Al-Baihaqi dan ad-Darimi telah menuturkan riwayat yang
disahihkan oleh Ibn Hazm:
Sufyan bin Abdillah bin Rabi‘ah ats-Tsaqafi pernah menemukan
sebuah tas. Lalu ia membawanya kepada Umar bin al-Khaththab. Umar kemudian berkata, “Umumkan tas itu selama
setahun. Jika ada yang mengakuinya maka tas itu bagi orang
itu dan jika tidak ada yang mengakuinya maka tas itu
untukmu.” Ternyata tidak ada yang mengakuinya. Lalu ia
mendatangi Umar pada musim berikutnya dan menyebutkan
hal itu kepada Umar. Umar berkata, “Tas itu milikmu.
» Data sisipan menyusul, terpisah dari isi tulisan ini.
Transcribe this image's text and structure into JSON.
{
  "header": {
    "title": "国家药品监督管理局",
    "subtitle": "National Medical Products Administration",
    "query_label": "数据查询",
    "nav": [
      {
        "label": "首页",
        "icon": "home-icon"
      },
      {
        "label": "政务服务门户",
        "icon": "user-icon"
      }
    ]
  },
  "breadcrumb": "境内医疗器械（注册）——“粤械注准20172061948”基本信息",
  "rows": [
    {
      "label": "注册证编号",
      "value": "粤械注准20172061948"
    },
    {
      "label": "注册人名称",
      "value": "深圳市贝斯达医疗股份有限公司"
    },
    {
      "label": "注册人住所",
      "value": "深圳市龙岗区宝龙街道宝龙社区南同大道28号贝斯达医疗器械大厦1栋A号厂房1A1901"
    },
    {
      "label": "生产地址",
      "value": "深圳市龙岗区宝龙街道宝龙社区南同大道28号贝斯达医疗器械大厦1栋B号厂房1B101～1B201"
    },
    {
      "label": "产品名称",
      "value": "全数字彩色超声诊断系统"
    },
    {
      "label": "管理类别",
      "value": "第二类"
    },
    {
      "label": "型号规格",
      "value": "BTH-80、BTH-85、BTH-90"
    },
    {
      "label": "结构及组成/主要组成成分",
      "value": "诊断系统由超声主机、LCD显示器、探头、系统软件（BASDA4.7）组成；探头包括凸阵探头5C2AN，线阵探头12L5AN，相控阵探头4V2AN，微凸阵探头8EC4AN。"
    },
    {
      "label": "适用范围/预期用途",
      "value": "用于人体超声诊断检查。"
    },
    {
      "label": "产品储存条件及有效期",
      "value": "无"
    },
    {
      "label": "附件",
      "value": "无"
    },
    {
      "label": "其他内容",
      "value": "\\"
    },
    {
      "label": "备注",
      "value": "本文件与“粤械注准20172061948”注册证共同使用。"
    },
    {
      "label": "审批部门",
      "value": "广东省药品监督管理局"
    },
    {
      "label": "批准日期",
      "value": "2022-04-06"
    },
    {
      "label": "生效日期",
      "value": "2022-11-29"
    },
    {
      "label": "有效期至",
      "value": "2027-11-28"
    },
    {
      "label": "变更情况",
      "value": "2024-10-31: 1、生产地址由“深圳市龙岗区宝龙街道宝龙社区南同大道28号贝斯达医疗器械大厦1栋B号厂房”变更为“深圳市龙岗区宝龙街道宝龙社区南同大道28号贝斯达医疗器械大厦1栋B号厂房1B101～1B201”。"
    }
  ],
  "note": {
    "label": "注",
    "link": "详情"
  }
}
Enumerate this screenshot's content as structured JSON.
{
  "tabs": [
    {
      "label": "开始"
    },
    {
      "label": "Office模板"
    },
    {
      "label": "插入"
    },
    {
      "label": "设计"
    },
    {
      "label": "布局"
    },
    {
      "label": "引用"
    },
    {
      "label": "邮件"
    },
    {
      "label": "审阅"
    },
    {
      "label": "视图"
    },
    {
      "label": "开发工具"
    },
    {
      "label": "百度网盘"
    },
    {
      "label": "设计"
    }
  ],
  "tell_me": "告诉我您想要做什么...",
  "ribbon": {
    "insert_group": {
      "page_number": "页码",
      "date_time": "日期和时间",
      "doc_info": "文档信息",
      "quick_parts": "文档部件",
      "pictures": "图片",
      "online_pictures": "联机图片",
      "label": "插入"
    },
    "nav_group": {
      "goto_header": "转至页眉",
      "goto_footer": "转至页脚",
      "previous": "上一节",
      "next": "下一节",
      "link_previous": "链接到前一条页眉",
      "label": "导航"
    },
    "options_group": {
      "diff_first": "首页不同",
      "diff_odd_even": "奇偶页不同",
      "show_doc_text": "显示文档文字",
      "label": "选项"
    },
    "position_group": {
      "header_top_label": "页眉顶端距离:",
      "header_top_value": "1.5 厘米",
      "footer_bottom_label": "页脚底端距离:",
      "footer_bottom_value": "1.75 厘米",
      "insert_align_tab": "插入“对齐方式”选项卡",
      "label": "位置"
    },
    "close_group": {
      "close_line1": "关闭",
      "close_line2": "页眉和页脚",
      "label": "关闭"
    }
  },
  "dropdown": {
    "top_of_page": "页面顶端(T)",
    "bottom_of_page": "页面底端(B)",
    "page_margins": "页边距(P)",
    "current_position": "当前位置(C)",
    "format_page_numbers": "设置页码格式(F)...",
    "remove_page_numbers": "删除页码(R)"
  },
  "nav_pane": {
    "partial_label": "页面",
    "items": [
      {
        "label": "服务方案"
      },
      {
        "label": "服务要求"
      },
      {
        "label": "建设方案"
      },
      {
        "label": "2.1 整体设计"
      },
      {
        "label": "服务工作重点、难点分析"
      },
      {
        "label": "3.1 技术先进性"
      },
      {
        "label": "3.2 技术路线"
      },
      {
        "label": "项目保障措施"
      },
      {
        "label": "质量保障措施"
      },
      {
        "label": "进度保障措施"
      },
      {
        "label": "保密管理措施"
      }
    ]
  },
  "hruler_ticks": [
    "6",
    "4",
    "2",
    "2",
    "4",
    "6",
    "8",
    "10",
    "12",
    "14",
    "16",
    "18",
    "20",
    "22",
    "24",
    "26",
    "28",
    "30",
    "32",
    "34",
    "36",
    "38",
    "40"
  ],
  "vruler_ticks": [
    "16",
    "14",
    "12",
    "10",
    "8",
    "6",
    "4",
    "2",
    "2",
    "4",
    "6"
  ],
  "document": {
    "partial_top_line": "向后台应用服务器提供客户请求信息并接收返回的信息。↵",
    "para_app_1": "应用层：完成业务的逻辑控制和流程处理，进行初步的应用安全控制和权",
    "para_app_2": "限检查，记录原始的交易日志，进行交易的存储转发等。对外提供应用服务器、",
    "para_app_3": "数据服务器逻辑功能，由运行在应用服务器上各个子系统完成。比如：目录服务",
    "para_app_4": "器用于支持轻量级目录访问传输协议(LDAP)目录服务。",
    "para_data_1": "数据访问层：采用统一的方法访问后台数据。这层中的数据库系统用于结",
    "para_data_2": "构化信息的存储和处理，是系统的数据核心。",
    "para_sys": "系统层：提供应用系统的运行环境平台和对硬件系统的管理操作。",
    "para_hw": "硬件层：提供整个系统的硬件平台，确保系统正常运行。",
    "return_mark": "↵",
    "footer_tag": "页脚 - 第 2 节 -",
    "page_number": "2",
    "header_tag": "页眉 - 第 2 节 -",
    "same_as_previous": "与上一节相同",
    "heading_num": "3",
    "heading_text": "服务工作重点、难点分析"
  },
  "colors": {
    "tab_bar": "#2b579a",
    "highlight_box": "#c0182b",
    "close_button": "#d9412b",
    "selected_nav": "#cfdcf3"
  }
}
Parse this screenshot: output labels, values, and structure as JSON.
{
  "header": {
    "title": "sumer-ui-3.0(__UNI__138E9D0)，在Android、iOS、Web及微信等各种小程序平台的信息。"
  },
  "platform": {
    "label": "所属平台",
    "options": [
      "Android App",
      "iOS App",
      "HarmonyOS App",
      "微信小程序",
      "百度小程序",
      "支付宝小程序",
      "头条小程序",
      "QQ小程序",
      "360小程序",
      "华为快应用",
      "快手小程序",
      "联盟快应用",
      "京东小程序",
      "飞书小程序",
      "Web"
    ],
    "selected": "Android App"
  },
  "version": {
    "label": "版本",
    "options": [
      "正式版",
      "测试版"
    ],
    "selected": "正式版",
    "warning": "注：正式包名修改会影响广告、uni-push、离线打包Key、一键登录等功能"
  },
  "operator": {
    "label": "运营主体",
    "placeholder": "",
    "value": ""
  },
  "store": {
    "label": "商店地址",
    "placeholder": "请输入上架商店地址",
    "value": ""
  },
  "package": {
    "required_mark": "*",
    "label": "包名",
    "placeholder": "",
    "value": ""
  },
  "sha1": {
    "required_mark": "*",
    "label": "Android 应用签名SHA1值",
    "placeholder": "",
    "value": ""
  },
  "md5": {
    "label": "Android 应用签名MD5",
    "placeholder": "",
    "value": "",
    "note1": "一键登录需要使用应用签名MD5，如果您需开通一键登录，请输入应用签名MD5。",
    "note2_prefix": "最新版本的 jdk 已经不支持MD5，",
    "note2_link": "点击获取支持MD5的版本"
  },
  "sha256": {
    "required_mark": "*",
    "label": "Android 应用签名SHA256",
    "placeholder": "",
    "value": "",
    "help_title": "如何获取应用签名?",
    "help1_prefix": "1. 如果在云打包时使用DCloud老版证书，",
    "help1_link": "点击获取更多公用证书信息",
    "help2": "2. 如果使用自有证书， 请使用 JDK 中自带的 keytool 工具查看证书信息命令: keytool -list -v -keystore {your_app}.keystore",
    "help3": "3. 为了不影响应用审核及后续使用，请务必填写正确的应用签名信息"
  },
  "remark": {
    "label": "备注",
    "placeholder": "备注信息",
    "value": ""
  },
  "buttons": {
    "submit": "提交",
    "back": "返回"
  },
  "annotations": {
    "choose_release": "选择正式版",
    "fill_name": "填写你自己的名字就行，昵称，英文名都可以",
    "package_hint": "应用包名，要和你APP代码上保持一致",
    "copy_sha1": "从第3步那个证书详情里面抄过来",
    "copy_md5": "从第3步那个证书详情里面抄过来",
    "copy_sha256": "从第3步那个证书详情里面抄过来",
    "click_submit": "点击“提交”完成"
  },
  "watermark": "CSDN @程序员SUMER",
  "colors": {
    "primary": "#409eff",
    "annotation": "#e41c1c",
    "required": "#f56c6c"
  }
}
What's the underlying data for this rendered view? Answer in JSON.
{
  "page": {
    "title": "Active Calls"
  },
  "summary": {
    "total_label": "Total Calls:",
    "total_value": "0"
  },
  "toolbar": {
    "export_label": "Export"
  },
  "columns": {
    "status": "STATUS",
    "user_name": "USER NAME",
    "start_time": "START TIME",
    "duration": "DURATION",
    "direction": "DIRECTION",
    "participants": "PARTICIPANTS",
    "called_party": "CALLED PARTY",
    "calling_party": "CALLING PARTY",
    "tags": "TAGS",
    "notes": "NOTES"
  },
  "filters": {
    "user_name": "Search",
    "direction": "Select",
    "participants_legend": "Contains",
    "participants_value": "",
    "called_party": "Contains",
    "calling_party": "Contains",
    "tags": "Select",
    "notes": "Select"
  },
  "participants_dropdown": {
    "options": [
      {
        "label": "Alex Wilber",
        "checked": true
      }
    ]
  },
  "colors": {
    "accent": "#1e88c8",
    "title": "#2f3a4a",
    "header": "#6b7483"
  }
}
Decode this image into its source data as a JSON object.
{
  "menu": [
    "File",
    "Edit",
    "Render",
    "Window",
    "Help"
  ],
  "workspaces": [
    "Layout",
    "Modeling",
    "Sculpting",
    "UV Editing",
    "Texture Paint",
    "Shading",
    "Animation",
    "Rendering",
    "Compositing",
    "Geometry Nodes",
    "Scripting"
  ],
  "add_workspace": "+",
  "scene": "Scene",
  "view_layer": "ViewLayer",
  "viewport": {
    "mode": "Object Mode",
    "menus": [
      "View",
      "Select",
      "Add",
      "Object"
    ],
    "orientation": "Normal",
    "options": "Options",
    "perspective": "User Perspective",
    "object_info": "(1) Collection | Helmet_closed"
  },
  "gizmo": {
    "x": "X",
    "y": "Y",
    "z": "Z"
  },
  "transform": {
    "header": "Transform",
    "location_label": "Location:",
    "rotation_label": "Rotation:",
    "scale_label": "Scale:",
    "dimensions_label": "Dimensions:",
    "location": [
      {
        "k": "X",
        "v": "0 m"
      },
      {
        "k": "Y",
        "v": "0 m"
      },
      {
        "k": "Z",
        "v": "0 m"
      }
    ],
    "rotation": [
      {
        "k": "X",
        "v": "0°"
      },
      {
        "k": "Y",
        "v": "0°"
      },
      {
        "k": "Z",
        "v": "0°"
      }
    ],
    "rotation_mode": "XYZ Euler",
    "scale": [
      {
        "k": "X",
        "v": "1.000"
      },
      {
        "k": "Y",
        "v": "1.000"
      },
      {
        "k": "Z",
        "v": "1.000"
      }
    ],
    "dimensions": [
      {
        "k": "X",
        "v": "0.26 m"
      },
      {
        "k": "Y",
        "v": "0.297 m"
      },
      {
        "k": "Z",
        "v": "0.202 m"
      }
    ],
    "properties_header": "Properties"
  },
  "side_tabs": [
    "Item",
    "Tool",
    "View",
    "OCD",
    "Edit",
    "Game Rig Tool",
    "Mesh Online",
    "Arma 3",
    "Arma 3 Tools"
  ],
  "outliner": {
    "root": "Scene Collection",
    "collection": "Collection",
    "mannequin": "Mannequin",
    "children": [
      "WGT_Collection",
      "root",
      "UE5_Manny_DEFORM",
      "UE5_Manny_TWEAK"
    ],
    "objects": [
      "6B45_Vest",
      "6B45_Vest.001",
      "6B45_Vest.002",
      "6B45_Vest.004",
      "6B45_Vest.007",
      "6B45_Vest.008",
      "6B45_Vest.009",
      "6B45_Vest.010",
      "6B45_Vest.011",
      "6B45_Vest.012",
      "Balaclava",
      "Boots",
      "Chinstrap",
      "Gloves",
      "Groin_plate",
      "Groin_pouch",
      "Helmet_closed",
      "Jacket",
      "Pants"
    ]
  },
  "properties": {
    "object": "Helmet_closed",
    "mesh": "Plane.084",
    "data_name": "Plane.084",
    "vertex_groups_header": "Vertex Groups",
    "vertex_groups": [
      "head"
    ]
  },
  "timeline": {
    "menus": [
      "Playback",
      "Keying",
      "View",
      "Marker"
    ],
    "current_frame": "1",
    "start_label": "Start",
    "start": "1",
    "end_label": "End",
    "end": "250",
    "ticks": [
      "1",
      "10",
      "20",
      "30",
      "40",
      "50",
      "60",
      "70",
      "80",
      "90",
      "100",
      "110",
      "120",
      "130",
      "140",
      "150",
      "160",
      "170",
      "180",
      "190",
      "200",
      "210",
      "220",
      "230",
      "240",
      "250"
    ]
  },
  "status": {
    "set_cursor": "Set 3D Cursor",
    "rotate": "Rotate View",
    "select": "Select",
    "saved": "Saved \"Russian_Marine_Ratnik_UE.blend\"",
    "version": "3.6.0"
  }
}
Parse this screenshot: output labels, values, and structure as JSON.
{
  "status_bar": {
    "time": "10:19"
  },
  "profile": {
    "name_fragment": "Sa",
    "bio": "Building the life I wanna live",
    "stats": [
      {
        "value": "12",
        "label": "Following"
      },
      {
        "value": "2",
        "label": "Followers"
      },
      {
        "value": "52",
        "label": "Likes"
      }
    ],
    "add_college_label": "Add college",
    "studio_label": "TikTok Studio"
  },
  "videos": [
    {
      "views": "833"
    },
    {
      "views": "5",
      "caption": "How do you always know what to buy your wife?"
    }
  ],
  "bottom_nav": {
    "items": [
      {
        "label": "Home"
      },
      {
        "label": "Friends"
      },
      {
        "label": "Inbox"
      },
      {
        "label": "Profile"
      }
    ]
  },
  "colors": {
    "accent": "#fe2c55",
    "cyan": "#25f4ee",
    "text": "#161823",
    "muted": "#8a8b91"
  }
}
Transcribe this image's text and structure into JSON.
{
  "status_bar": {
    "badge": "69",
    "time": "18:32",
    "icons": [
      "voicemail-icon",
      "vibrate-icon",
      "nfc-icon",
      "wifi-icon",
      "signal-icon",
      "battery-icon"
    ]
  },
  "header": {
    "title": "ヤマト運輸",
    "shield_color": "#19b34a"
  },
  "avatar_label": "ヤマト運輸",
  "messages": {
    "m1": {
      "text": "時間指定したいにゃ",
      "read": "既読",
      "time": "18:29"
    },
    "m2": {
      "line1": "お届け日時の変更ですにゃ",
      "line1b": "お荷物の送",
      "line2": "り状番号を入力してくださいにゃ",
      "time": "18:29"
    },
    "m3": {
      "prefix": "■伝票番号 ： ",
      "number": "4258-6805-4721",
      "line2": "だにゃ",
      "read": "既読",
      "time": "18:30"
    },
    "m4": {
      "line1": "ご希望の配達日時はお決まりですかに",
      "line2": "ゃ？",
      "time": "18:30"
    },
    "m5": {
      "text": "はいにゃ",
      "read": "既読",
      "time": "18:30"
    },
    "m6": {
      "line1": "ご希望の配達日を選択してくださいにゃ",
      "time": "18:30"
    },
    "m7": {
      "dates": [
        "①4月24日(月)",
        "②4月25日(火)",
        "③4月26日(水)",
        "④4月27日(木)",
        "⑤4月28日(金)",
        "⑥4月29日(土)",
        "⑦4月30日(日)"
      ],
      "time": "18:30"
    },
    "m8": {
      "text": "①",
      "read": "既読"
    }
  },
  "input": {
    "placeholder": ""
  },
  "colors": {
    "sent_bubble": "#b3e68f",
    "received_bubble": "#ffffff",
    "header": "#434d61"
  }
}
Sesungguhnya Rasulullah saw. pernah memerintahkan yang
demikian.” Ia berkata, “Aku tidak membutuhkannya.” Lalu
Umar menjadikannya sebagai milik Baitul Mal.”
Ad-Darimi juga telah menuturkan riwayat dari Abdullah
bin Umar yang mengatakan, “Seorang maula meninggal dunia
pada masa Utsman. Ia tidak mempunyai satu orang pun ahli
waris, lalu Utsman memerintahkan agar hartanya dimasukkan
ke Baitul Mal.”
Ibn Abdil Bar telah menuturkan riwayat di dalam Al-Istidzkâr dari Anas bin Sirin, bahwa Ali bin Abi Thalib pernah
membagi-bagikan harta hingga mengosongkan Baitul Mal. Lalu
kain digelarkan untuknya dan kemudian ia pun duduk di
atasnya.”
Ini berkaitan dengan maksud yang pertama, yaitu tempat.
Adapun maksud kata baitul mal yang kedua, yakni pos,
maka mereka yang mengatakan demikian beralasan karena harta
itu kadang-kadang tidak ditempatkan di rumah, seperti tanah,
sumur-sumur minyak dan gas, gunung-gunung dan tambang,
serta harta zakat yang diambil dari orang kaya dan diberikan
kepada mereka yang berhak menerimanya tanpa ditempatkan
di rumah. Mereka menggunakan sebutan baitul mal kadang-kadang dengan maksud pos, dan tidak mungkin dimaksudkan
sebagai tempat; sebagaimana yang diriwayatkan oleh al-Baihaqi
dalam Sunan al-Bayhaqi, Imam Ahmad dalam Musnad Imam
Ahmad, dan Abdur Razaq dalam Mushannaf ‘Abd ar-Razâq, dari
230 Struktur Negara Khilafah
Lahiq bin Humaid: Umar mengutus Ibn Mas‘ud untuk menangani
urusan peradilan (al-Qadhâ’) dan urusan Baitul Mal.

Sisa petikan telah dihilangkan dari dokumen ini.